Así, bastará llamar a una mujer loca, mala madre, mala esposa, lesbiana, amoral, disoluta, golfa, puta, y toda la gama de adjetivos que, bien sabido es no se aplican a los hombres, para deshacerla como persona, sin tomar en cuenta sus ideas o sus posibles aportes. Aquí lo importante es destruir, no debatir.
En otras palabras, cuando aquel 50% de frustradas ataca a otra que ha triunfado, lo que en verdad está haciendo es defendiéndose de su propia incapacidad de avanzar en la vida. Hay que hacer pagar a las iguales por las pestes propias, que son muchas dado el machismo. Y no hay que dejar que ninguno (sobre todo si es mujer) ascienda más de la cuenta, porque pondrá en evidencia la impotencia propia.
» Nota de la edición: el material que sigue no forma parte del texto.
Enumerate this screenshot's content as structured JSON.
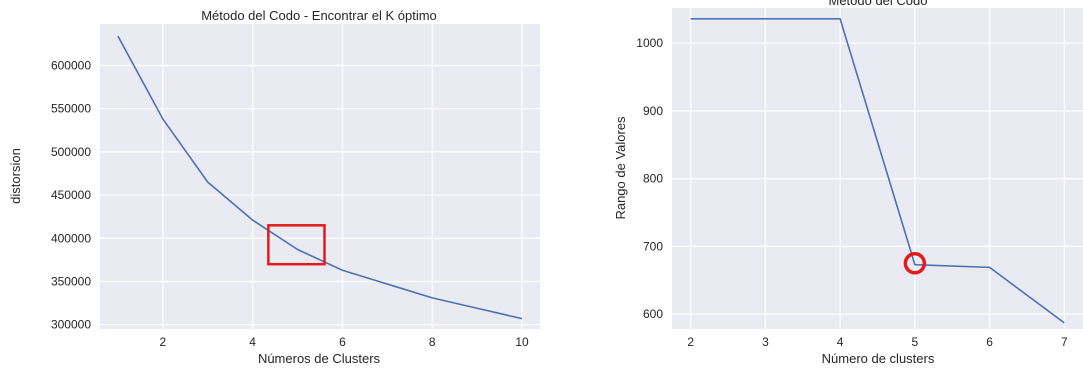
{
  "colors": {
    "series": "#4c72b0",
    "highlight": "#e31a1c",
    "plot_bg": "#eaeaf2"
  },
  "chart_data": [
    {
      "type": "line",
      "title": "Método del Codo - Encontrar el K óptimo",
      "xlabel": "Números de Clusters",
      "ylabel": "distorsion",
      "xlim": [
        0.6,
        10.4
      ],
      "ylim": [
        295000,
        648000
      ],
      "xticks": [
        2,
        4,
        6,
        8,
        10
      ],
      "yticks": [
        300000,
        350000,
        400000,
        450000,
        500000,
        550000,
        600000
      ],
      "x": [
        1,
        2,
        3,
        4,
        5,
        6,
        7,
        8,
        9,
        10
      ],
      "y": [
        634000,
        538000,
        465000,
        421000,
        387000,
        363000,
        347000,
        331000,
        319000,
        307000
      ],
      "grid": true,
      "annotation": {
        "shape": "rectangle",
        "color": "#e31a1c",
        "x_range": [
          4.35,
          5.6
        ],
        "y_range": [
          370000,
          415000
        ]
      }
    },
    {
      "type": "line",
      "title": "Método del Codo",
      "xlabel": "Número de clusters",
      "ylabel": "Rango de Valores",
      "xlim": [
        1.75,
        7.25
      ],
      "ylim": [
        578,
        1052
      ],
      "xticks": [
        2,
        3,
        4,
        5,
        6,
        7
      ],
      "yticks": [
        600,
        700,
        800,
        900,
        1000
      ],
      "x": [
        2,
        3,
        4,
        5,
        6,
        7
      ],
      "y": [
        1036,
        1036,
        1036,
        673,
        669,
        587
      ],
      "grid": true,
      "annotation": {
        "shape": "circle",
        "color": "#e31a1c",
        "x": 5,
        "y": 675
      }
    }
  ]
}
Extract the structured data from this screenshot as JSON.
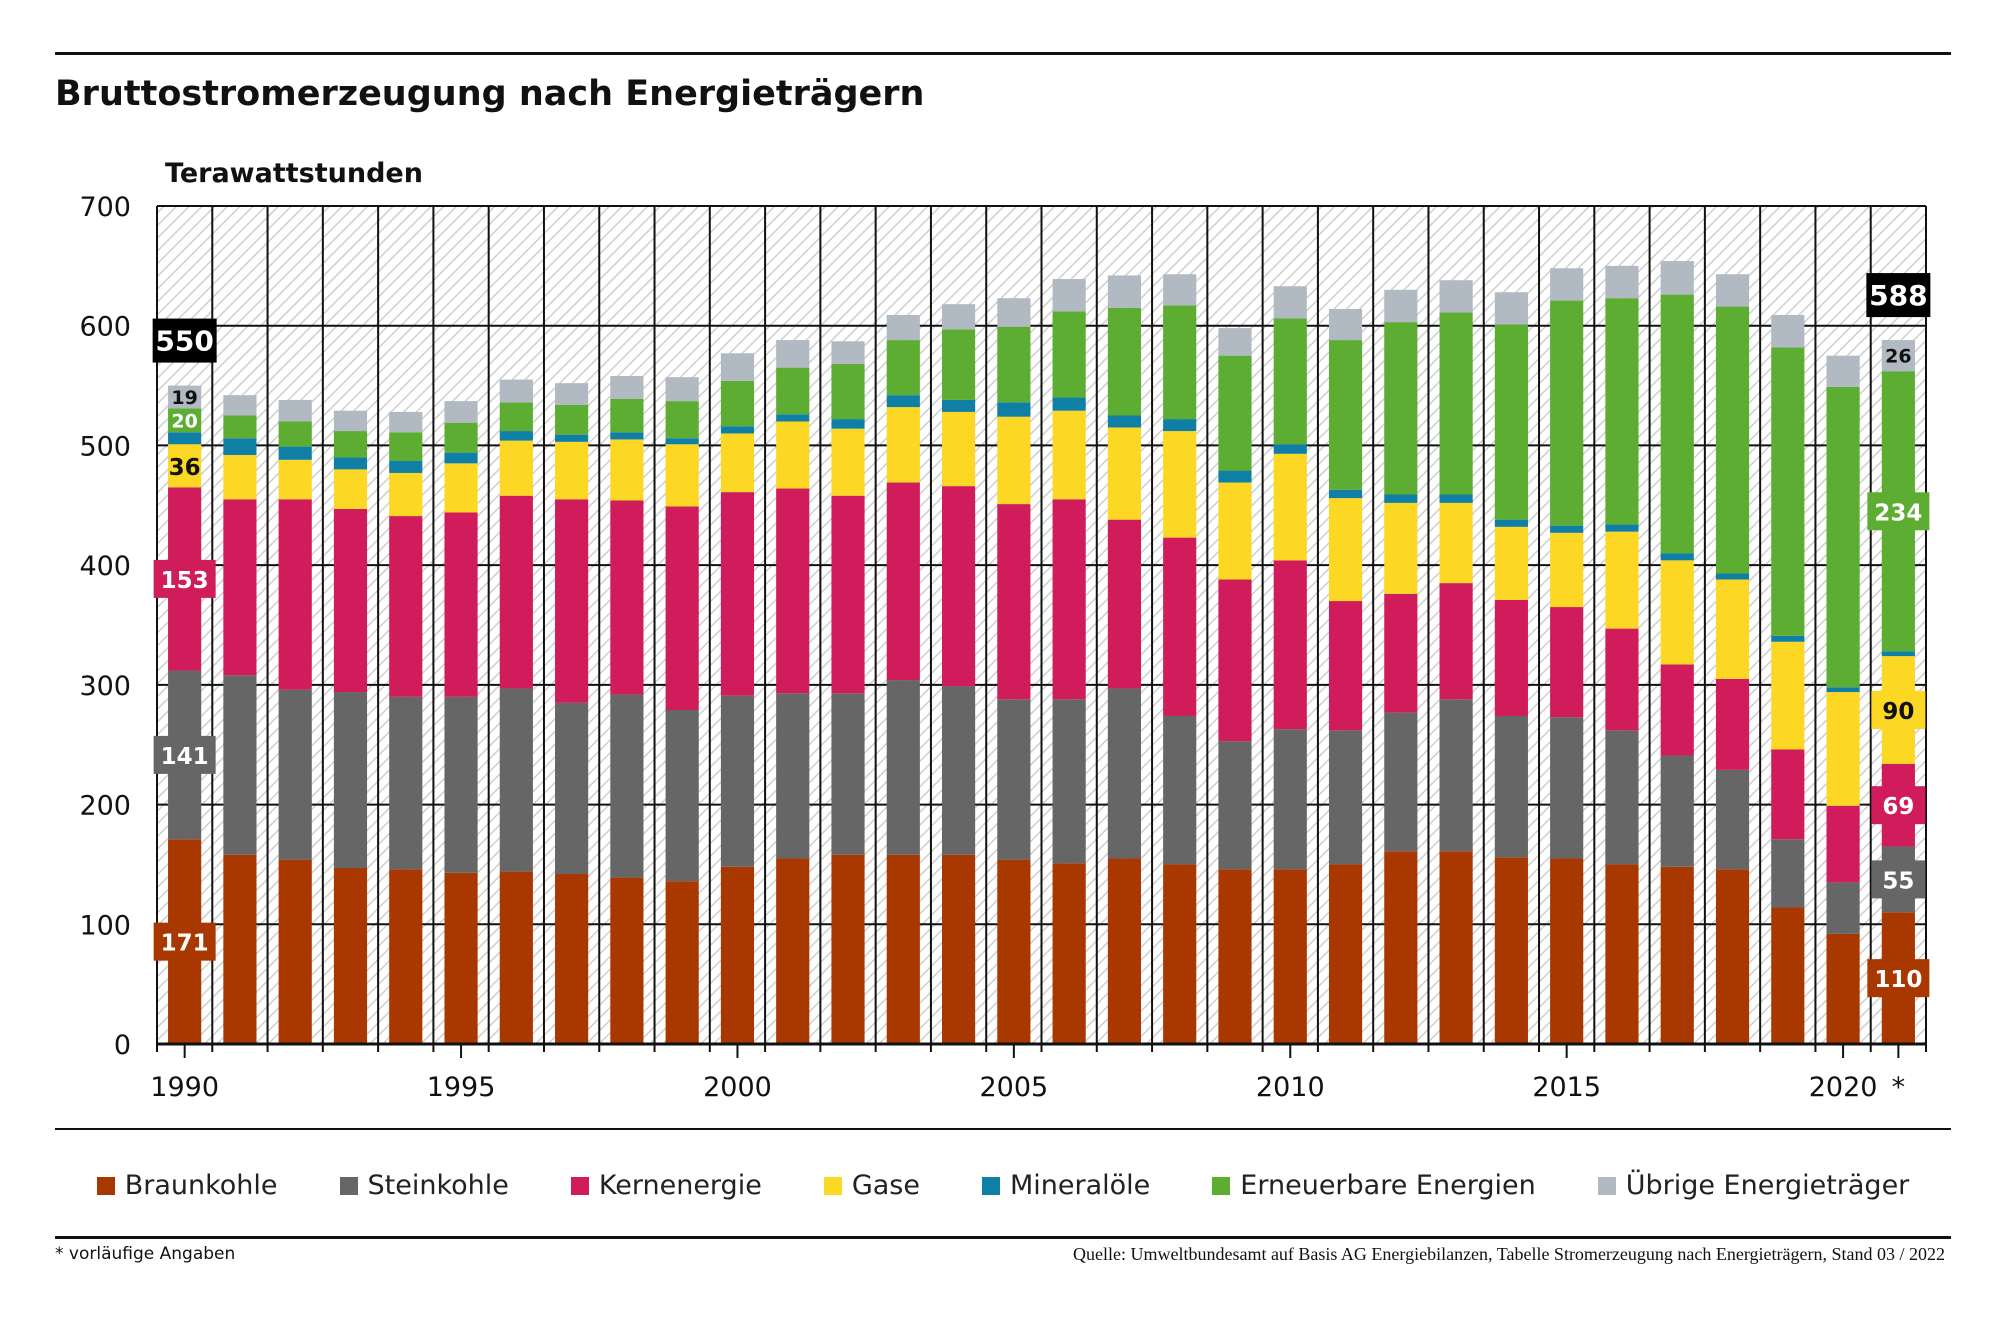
{
  "title": "Bruttostromerzeugung nach Energieträgern",
  "footnote": "* vorläufige Angaben",
  "source": "Quelle: Umweltbundesamt auf Basis AG Energiebilanzen, Tabelle Stromerzeugung nach Energieträgern, Stand 03 / 2022",
  "chart_data": {
    "type": "bar",
    "stacked": true,
    "title": "Bruttostromerzeugung nach Energieträgern",
    "ylabel": "Terawattstunden",
    "ylim": [
      0,
      700
    ],
    "yticks": [
      0,
      100,
      200,
      300,
      400,
      500,
      600,
      700
    ],
    "grid": true,
    "legend_position": "bottom",
    "categories": [
      1990,
      1991,
      1992,
      1993,
      1994,
      1995,
      1996,
      1997,
      1998,
      1999,
      2000,
      2001,
      2002,
      2003,
      2004,
      2005,
      2006,
      2007,
      2008,
      2009,
      2010,
      2011,
      2012,
      2013,
      2014,
      2015,
      2016,
      2017,
      2018,
      2019,
      2020,
      2021
    ],
    "xtick_labels": {
      "1990": "1990",
      "1995": "1995",
      "2000": "2000",
      "2005": "2005",
      "2010": "2010",
      "2015": "2015",
      "2020": "2020",
      "2021": "*"
    },
    "series": [
      {
        "name": "Braunkohle",
        "color": "#a83800",
        "values": [
          171,
          158,
          154,
          147,
          146,
          143,
          144,
          142,
          139,
          136,
          148,
          155,
          158,
          158,
          158,
          154,
          151,
          155,
          150,
          146,
          146,
          150,
          161,
          161,
          156,
          155,
          150,
          148,
          146,
          114,
          92,
          110
        ]
      },
      {
        "name": "Steinkohle",
        "color": "#666666",
        "values": [
          141,
          150,
          142,
          147,
          144,
          147,
          153,
          143,
          153,
          143,
          143,
          138,
          135,
          146,
          141,
          134,
          137,
          142,
          124,
          107,
          117,
          112,
          116,
          127,
          118,
          118,
          112,
          93,
          83,
          57,
          43,
          55
        ]
      },
      {
        "name": "Kernenergie",
        "color": "#d01c5b",
        "values": [
          153,
          147,
          159,
          153,
          151,
          154,
          161,
          170,
          162,
          170,
          170,
          171,
          165,
          165,
          167,
          163,
          167,
          141,
          149,
          135,
          141,
          108,
          99,
          97,
          97,
          92,
          85,
          76,
          76,
          75,
          64,
          69
        ]
      },
      {
        "name": "Gase",
        "color": "#fcd723",
        "values": [
          36,
          37,
          33,
          33,
          36,
          41,
          46,
          48,
          51,
          52,
          49,
          56,
          56,
          63,
          62,
          73,
          74,
          77,
          89,
          81,
          89,
          86,
          76,
          67,
          61,
          62,
          81,
          87,
          83,
          90,
          95,
          90
        ]
      },
      {
        "name": "Mineralöle",
        "color": "#0f7fa6",
        "values": [
          10,
          14,
          11,
          10,
          10,
          9,
          8,
          6,
          6,
          5,
          6,
          6,
          8,
          10,
          10,
          12,
          11,
          10,
          10,
          10,
          8,
          7,
          7,
          7,
          6,
          6,
          6,
          6,
          5,
          5,
          4,
          4
        ]
      },
      {
        "name": "Erneuerbare Energien",
        "color": "#5cad32",
        "values": [
          20,
          19,
          21,
          22,
          24,
          25,
          24,
          25,
          28,
          31,
          38,
          39,
          46,
          46,
          59,
          63,
          72,
          90,
          95,
          96,
          105,
          125,
          144,
          152,
          163,
          188,
          189,
          216,
          223,
          241,
          251,
          234
        ]
      },
      {
        "name": "Übrige Energieträger",
        "color": "#b1b9c3",
        "values": [
          19,
          17,
          18,
          17,
          17,
          18,
          19,
          18,
          19,
          20,
          23,
          23,
          19,
          21,
          21,
          24,
          27,
          27,
          26,
          23,
          27,
          26,
          27,
          27,
          27,
          27,
          27,
          28,
          27,
          27,
          26,
          26
        ]
      }
    ],
    "data_labels": {
      "1990": {
        "total": "550",
        "Braunkohle": "171",
        "Steinkohle": "141",
        "Kernenergie": "153",
        "Gase": "36",
        "Erneuerbare Energien": "20",
        "Übrige Energieträger": "19"
      },
      "2021": {
        "total": "588",
        "Braunkohle": "110",
        "Steinkohle": "55",
        "Kernenergie": "69",
        "Gase": "90",
        "Erneuerbare Energien": "234",
        "Übrige Energieträger": "26"
      }
    }
  }
}
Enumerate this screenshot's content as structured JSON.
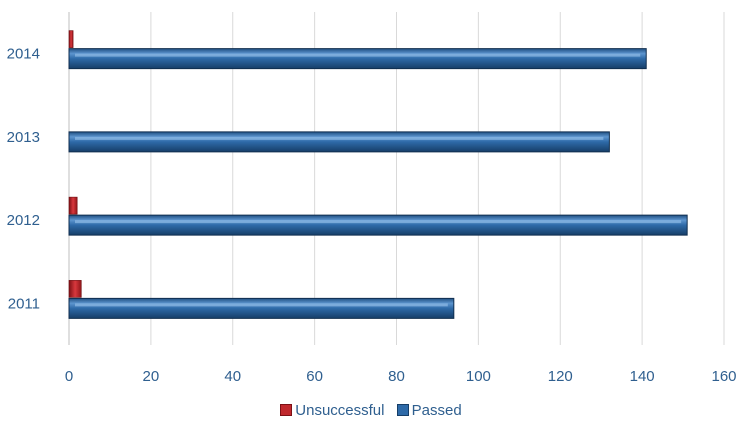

Impotencia que claro, se disfraza con cinismo, críticas, desplantes, insultos, difamaciones, etc.
Y es ahí cuando vemos a una suegra que, víctima de maltrato familiar, enseñó a su hijo a maltratar a su esposa. O a una alta ejecutiva que humilla a sus subalternas, a fin de hacerles pagar con sangre el derecho de piso.
En definitiva, las mujeres NO reproducimos el sistema machista. El machismo se reproduce solo. Tiene mil tentáculos y millones de cómplices. Muchos de los cuales a su vez, son sus víctimas.
Llega a tales niveles de maquiavelismo que a muchas mujeres se les hace incluso creer que, defendiendo los derechos de los hombres, están defendiendo los propios. Y que defender los propios es cosa de viejas locas y feministas. Por eso se quedan calladas y humilladas, por eso no alzan la voz para defenderse, por eso le arruinan la vida a otra (y hasta les parece divertido y buen tema para un té, fiesta o primera comunión) y por eso mismo, creen que al defender el sistema machista y patriarcal, se hacen mejores mujeres y más deseables, cuando lo que en verdad están logrando, es que su propia miseria y su marginalidad sean cada día más grandes.